LKV: End-to-end learning slashes LLM KV cache to 15% with near-lossless accuracy
New learned compression keeps 85% of cache but loses almost no performance.
Long-context inference in large language models is bottlenecked by the linear growth of key-value (KV) cache memory, making compression a critical research area. Existing methods rely on heuristics—either static budgeting (e.g., uniform per-head allocation) or handcrafted selection rules like attention sinks—which often misallocate resources or miss task-specific patterns. Enter LKV, a new framework from researchers at the Chinese Academy of Sciences and associated institutes, which reformulates KV cache eviction as an end-to-end differentiable optimization problem.
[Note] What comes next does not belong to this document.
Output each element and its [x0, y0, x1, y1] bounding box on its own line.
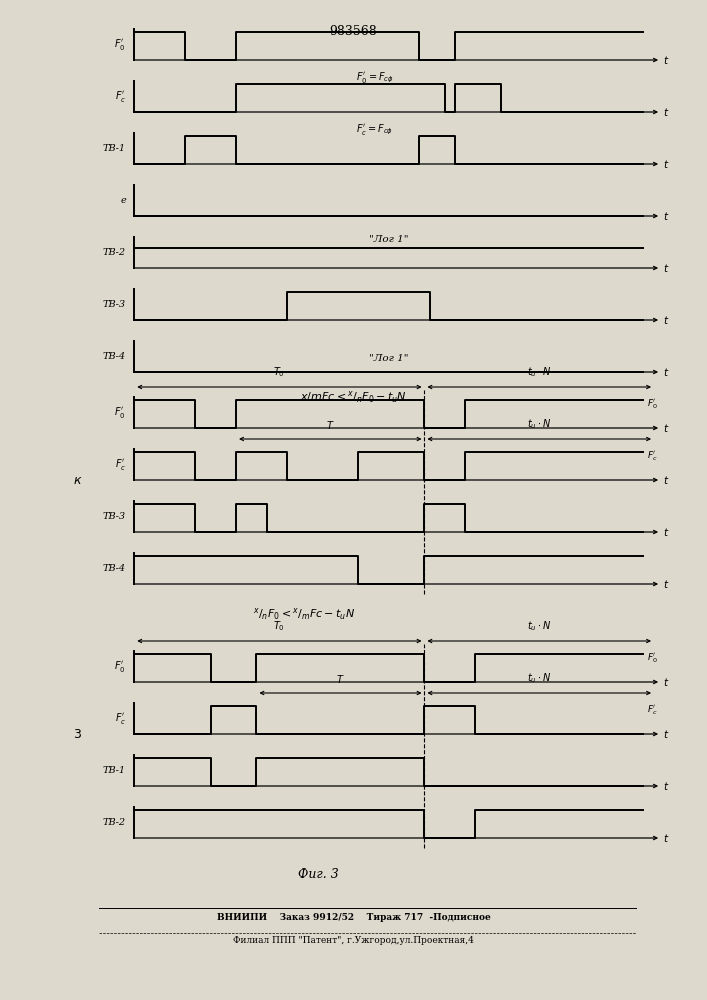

LKV has two components: LKV-H learns a global, task-optimized budget per attention head, while LKV-T learns intrinsic token importance scores without needing to materialize full attention matrices. This bypasses all heuristic proxies, aligning compression strictly with task loss. Evaluated on LongBench and RULER, LKV achieves state-of-the-art results at high compression rates. Most strikingly, on LongBench it retains only 15% of the KV cache yet delivers near-lossless performance—a 6.7× reduction in memory with negligible accuracy loss. The analysis further shows that learned budgeting is the dominant driver of fidelity, proving that data-driven allocation outperforms hand-crafted heuristics across diverse long-context tasks.
- LKV achieves near-lossless performance on LongBench with only 15% KV cache retention (6.7× compression).
- Uses end-to-end differentiable learning for both head-wise budgets (LKV-H) and token importance (LKV-T), eliminating heuristic trade-offs.
- Outperforms prior heuristic-based methods on both LongBench and RULER benchmarks at high compression ratios.
Why It Matters
Radically cuts memory cost for long-context LLMs, enabling cheaper inference without special hardware or pruning.